Aimer le noir, sa matière profonde, comme pour s’y immerger corps et âme, vivre le métro comme les ombres de la caverne et ses silhouettes comme des âmes errantes, user des poinçons d’aveugle sur le papier pour brailler sa vérité en images de braille, proférer les portraits noirs des martyrs de la Shoah, cerner l’horizon de lignes noires pour mieux l’ouvrir sur l’infini, se laisser séduire par la figure sombre de Satan pour comprendre celle lumineuse de Dieu, écrire une autre histoire de Judas, l’homme noir nécessaire à la rédemption du Christ, se chercher soi-même dans des autoportraits faits de troncs et de branches noires, y nouer son corps, y délier ses cheveux, se laisser tenter par l’abandon, se vouloir artiste, photographe et aussi chanter, déclamer, jouer au théâtre… et s’apercevoir que l’on est toujours, derrière les plis et replis de la vie, à la quête de la lumière et de son absolue nécessité.
Le blanc est l’inverse du noir, tout comme le saint n’est pas loin du traître et le diable finalement un dieu qui a mal tourné.
Tourner, retourner, se retourner : toute l’œuvre d’Esther SÉGAL est nourrie de ce paradoxe énoncé en forme de nécessité formelle et substantielle. Les deux bouts de la branche sont du même bois, mais ils témoignent chacun d’une histoire différente. Elle est tellement nourrie et pétrie de talents multiples qu’elle joue la pièce elle-même : elle se met en scène. Le portrait est son portrait, le poinçon des aveugles est son stylets de sculpteur, Judas est l’Incompris dans son métro transfiguré, Satan est pardonné, car elle veut réconcilier les inconciliables, joindre les opposés, unir les incompatibles, renverser le sens des condamnations, effacer les tâches rebelles, rendre le monde possible et beau sous le regard de la lumière.

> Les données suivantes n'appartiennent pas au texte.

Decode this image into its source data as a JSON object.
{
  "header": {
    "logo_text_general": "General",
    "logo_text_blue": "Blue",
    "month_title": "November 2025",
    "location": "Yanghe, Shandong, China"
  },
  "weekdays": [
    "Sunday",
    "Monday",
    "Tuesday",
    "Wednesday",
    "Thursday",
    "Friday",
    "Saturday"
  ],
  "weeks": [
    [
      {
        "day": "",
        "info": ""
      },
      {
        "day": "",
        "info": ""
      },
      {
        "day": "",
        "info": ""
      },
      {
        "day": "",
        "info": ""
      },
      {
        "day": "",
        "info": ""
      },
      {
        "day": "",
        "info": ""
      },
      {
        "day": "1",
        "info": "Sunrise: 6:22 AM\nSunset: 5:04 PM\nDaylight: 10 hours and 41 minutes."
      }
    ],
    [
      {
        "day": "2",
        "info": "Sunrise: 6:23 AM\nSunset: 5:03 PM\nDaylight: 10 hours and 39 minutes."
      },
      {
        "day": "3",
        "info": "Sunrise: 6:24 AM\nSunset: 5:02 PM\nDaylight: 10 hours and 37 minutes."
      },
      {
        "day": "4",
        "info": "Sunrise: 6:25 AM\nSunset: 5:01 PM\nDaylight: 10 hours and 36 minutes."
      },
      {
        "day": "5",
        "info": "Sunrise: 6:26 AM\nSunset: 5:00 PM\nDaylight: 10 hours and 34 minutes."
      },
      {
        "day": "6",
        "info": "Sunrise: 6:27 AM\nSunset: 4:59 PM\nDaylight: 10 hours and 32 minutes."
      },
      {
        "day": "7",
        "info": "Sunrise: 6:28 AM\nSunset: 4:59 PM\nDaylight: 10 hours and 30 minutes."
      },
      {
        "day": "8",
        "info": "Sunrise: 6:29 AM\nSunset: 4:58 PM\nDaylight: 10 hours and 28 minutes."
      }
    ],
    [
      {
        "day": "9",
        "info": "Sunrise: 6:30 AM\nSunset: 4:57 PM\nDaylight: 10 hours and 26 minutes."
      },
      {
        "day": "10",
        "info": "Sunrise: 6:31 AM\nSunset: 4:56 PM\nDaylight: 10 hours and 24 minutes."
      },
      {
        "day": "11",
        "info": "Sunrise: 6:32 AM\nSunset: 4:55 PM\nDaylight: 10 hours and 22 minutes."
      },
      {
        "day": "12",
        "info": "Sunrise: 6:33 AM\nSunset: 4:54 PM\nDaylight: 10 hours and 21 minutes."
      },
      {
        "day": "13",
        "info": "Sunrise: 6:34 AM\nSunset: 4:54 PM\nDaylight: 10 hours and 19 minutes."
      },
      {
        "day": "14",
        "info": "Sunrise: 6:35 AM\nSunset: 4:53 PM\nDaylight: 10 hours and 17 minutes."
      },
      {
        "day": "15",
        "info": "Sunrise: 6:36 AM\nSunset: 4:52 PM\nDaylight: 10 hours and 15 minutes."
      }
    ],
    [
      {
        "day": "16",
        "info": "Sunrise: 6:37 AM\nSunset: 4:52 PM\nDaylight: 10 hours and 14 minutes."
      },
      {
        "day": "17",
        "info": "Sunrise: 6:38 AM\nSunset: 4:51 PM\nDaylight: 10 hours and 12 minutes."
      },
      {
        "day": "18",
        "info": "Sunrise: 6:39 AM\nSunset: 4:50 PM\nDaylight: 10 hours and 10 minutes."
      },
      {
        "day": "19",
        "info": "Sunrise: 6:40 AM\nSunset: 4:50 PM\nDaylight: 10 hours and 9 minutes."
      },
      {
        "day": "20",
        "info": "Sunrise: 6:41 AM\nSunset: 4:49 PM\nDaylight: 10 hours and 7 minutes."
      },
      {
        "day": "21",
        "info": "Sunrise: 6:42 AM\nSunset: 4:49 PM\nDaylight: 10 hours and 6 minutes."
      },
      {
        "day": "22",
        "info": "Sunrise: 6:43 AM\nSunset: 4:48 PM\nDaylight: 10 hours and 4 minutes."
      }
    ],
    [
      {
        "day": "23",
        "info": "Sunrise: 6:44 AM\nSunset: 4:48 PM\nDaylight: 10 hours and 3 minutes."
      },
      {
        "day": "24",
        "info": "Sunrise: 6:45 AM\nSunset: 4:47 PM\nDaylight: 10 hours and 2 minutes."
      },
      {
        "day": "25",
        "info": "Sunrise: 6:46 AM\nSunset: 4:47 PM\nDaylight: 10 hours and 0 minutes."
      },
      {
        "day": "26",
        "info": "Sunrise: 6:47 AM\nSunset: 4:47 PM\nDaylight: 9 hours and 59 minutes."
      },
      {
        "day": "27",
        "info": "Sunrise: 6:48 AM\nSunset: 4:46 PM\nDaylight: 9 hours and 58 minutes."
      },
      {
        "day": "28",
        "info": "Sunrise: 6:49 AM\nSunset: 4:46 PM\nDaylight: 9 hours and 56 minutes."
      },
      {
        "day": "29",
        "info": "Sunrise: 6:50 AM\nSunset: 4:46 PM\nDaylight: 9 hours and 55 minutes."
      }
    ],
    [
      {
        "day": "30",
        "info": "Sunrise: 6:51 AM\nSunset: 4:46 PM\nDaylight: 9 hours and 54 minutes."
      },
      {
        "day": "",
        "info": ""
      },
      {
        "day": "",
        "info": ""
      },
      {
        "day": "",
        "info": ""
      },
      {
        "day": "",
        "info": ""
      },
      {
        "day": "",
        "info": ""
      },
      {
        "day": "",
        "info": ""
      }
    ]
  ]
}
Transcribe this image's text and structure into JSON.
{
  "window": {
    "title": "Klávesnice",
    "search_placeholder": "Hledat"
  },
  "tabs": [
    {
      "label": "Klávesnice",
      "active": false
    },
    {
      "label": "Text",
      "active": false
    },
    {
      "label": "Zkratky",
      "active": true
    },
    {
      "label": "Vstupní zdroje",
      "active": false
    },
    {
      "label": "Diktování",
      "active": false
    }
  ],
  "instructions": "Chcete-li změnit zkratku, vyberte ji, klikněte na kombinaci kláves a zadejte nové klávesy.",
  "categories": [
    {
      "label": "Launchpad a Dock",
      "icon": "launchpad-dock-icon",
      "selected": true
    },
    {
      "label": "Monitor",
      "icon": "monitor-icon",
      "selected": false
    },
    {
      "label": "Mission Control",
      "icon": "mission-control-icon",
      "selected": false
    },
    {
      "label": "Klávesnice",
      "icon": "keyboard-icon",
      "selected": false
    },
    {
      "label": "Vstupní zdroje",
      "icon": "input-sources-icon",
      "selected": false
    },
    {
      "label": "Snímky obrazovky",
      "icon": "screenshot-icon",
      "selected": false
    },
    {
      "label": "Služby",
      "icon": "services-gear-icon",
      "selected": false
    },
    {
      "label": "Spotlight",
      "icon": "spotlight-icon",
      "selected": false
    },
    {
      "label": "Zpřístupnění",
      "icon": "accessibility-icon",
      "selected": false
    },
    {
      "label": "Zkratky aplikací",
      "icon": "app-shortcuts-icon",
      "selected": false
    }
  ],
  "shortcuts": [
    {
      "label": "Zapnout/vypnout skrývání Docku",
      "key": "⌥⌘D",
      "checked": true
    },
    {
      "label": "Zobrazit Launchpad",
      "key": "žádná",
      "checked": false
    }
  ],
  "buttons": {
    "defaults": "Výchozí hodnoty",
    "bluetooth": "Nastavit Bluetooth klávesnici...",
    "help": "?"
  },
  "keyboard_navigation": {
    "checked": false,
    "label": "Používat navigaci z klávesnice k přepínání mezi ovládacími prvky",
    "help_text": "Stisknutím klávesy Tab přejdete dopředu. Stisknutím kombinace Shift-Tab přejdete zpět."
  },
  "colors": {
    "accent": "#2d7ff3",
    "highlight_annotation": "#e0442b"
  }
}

La lumière est aussi sa lumière. Car ne serait-elle pas aussi cet être de lumière ? Ne tire-t-elle pas sa grâce de cette capacité à tout muer en lumière, à transmuter le mal en bien, à exercer le rôle qui lui convient le mieux : celui de passeur, de médiateur, de conducteur (au sens où un fil conduit le courant électrique). Car ne rêve-t-elle pas de tout électriser ? Le cosmos est noir : il l’illumine. Il est noir : elle l’illuminez de sa blancheur. Elle joue entre le noir et le blanc.
La photo par exemple : la chimie- l’alchimie- conduit la révélation qui se fait dans le bain que l’on désigne de son nom révélateur. Révélateur de lumière, par la lumière et le noir, par le secret de l’au-delà du noir. Constance et renaissance du « bain lustral ».
La peinture évidemment. Soulages applique ses larges couches de peinture noire pour y faire scintiller les lignes blanches de la lumière… De même Esther SÉGAL avec le noir des jours et des nuits, des mers et des bois, le noir des autres de la terre et des ciels de l’éther.